Minął jeden dzień. Był wieczór. Namjoon, Seokjin, Jimin, Jiran, Jungkook, Yongsun, Seol, Taehyung, Hoseok, Jeonnie i Kira z ręką na temblaku wspólnie siedzieli na kłodach drzew dookoła ogniska. Nastrój był jak ostatnio zwykle nie najweselszy. Było tak z oczywistego powodu. Sunglee, Minhyung i Soonho nadal byli w śpiączce. Ich stan mógł się z każdą chwilą pogorszyć i w każdej chwili mogli ich stracić na dobre, tak po prostu, z minuty na minutę. Ponadto mieli jeszcze jedno zmartwienie. Minji gdzieś zniknęła, jak gdyby w dniu walki z mutantką rozpłynęła się w powietrzu.

Grupka ogrzewała się wspólnie, siedząc koło siebie. Na ogniu nic nie piekli, a ich rozmowa raczej się nie kleiła.
- Co z Yoongim? - zapytał po dłuższej chwili milczenia Hoseok. - Żadko go widać ostatnio.
- Siedzi cały dzień w pokoju. I głównie śpi - odparł Namjoon, oparty łokciami na kolanach, a dłonie trzymający pod brodą.
- Jeszcze bardziej unika ludzi niż na początku... - stwierdził Tae, wpatrując się w żar pomarańczowych płomieni.
- Myślicie, że to przez tą całą akcje? - spytał zmartwionym głosem Jimin.

- Najprawdopodobniej tak - odrzekł Kira, patrząc na powoli ściemniające się niebo. - Możliwe, że obwinia się za Sunglee. Tak myślę, bo tak właściwie sam mam podobnie. Gdyby nie Soonho, najpewniej nie byłoby mnie tu, ale on nie leżałby nieprzytomny i przytwierdzony do łóżka.
- Nie obwiniajcie się o to! - zaprzeczyła mu stanowczo Yongsun. - To nie wasza wina!

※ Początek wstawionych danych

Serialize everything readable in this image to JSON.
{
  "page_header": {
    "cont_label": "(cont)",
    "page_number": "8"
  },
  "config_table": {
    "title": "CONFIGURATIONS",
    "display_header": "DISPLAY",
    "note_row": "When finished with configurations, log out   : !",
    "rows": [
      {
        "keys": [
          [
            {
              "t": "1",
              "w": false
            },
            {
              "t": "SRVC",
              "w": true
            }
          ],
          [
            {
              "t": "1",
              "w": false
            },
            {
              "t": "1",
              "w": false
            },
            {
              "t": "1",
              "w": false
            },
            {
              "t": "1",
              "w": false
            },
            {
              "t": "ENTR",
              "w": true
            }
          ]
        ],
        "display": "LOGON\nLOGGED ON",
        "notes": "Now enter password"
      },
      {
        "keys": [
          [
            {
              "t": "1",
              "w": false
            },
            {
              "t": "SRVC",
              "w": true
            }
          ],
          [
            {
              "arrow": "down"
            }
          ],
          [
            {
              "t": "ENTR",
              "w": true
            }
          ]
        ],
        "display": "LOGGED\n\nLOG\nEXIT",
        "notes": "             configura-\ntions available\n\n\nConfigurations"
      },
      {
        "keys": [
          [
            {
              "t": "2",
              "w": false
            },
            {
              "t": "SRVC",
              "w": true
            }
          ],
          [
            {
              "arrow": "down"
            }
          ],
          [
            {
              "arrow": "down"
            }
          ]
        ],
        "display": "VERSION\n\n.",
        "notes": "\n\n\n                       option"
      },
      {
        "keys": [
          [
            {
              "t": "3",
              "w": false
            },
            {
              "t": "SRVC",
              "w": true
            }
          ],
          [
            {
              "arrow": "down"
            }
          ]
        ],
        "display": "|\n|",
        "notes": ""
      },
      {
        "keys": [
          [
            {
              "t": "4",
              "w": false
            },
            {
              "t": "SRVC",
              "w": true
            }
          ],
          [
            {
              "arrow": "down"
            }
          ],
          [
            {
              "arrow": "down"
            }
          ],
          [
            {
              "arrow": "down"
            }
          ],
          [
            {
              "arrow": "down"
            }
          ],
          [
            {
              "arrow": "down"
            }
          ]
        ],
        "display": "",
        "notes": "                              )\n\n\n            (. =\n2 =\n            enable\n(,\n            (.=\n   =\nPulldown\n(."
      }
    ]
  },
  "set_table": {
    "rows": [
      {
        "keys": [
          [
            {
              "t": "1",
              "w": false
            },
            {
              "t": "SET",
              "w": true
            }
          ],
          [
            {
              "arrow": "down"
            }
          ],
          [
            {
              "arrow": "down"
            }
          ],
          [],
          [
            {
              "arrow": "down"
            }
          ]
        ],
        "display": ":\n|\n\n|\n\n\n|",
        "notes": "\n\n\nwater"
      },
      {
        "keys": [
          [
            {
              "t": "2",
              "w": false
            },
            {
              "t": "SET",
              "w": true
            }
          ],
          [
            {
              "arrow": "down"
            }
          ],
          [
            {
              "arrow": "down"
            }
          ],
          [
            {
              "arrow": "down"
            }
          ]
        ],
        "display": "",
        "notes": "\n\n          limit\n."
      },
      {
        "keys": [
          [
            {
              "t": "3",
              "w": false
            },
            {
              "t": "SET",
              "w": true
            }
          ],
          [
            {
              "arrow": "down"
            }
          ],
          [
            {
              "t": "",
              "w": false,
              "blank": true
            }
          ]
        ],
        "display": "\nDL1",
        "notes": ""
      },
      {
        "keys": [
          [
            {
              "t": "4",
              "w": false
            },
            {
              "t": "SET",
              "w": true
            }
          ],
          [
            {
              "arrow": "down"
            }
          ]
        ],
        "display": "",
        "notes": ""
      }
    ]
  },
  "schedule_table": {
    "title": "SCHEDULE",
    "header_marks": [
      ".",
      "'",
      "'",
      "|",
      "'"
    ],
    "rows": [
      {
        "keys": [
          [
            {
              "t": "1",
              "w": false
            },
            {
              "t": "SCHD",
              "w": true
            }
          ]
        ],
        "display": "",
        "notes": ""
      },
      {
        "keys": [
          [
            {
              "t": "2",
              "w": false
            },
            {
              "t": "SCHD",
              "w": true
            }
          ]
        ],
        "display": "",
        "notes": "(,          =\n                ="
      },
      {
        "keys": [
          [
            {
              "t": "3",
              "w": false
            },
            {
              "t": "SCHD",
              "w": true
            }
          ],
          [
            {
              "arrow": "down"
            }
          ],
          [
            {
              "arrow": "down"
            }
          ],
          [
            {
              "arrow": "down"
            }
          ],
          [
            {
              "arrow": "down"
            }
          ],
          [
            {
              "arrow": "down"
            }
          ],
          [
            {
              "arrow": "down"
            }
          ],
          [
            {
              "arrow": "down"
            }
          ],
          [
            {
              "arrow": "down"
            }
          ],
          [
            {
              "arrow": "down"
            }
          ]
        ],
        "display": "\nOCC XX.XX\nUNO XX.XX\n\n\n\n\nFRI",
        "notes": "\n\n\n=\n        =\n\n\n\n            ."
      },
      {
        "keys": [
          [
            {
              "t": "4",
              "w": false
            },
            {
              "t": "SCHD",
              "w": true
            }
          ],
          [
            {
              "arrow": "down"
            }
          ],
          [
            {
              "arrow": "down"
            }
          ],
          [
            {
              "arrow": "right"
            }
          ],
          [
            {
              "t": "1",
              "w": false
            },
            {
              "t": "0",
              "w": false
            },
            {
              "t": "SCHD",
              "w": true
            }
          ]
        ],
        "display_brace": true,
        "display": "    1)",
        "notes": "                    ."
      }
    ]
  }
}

Czemu tego...
- To nie takie proste jak wam się wszystkim wydaje! - przerwał jej chłopak, lekko podnosząc głos. - W każdej chwili może się coś stać. Któreś z nich może nagle przestać oddychać. I to tylko przez nasze błędy! Chociażby najmniejsze błędy, ale przeważające szalę ich życia. W każdym momencie możemy zostać winni ich śmierci.

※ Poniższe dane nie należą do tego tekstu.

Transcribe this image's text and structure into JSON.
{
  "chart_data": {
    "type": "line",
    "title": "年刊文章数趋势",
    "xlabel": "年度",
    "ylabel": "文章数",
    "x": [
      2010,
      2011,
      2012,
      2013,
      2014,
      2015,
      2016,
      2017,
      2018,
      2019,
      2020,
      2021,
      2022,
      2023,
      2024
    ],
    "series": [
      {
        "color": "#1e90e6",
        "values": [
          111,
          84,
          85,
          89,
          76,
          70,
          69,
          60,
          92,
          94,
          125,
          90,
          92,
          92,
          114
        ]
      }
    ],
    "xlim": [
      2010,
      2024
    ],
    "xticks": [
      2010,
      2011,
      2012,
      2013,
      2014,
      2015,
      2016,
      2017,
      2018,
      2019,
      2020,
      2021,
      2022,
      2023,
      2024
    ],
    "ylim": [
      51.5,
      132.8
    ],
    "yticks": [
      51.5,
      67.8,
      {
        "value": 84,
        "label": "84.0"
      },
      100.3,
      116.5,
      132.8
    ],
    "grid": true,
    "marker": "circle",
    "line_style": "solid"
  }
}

- Nie mów tak! - w trochę ostry sposób zwrócił się do Kiry Namjoon. - Nikt z nas nie jest winny i nikt z nich nie umrze!
- Skąd ty to możesz wiedzieć? - niespodziewanie z ciemności za nim pojawił się Yoongi.
Wszyscy nagle zwrócili się w jego stronę. Chłopak był blady i miał podkrążone oczy. Nie wyglądał na takiego, co cały czas śpi.
- Widziałeś, jak oni wyglądali? - kontynuował Min. - Byli cali w swojej własnej krwi!
- Widziałem! - krzyknął Joon, wstając aż z siedzenia i stając twarzą do Yoongiego. - Wszystko to widziałem! I też nie mogłem nic zrobić!

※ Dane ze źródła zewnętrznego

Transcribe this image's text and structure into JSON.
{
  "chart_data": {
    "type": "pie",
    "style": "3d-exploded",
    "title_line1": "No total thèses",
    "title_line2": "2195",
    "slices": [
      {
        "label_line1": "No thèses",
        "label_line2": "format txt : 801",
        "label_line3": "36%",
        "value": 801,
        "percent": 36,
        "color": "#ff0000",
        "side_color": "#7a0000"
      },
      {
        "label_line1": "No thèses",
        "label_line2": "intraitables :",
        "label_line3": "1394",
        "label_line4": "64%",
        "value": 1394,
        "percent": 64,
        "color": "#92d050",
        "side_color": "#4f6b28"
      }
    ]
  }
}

- Hej, chłopaki, ogarnijcie się - spokojnie przerwał im wymianę zdań Seokjin.
- Właśnie, przestańcie - dodał Jimin, również wstając z drewnianej kłody. - To, co się stało, na pewno nie jest winą nikogo z nas!
- Tak? - spytał Min. - A kto pomagał w procesie powstawania tego całego wirusa, przez którego powstały te wszystkie potwory? Ja!... Gdybym nie...
- Nie jesteś wszechwiedzący, Yoongi - wtrącił się mu w słowo Hobi. - Nie mogłeś przewidzieć przyszłości ani tego, co ten wirus w niej spowoduje.
- Dokładnie - dodała Jiran - Nikt nie wiedział, jak to się wszystko skończy. A i tak nie jest najgorzej. W tej chwili my wszyscy żyjemy, prawda?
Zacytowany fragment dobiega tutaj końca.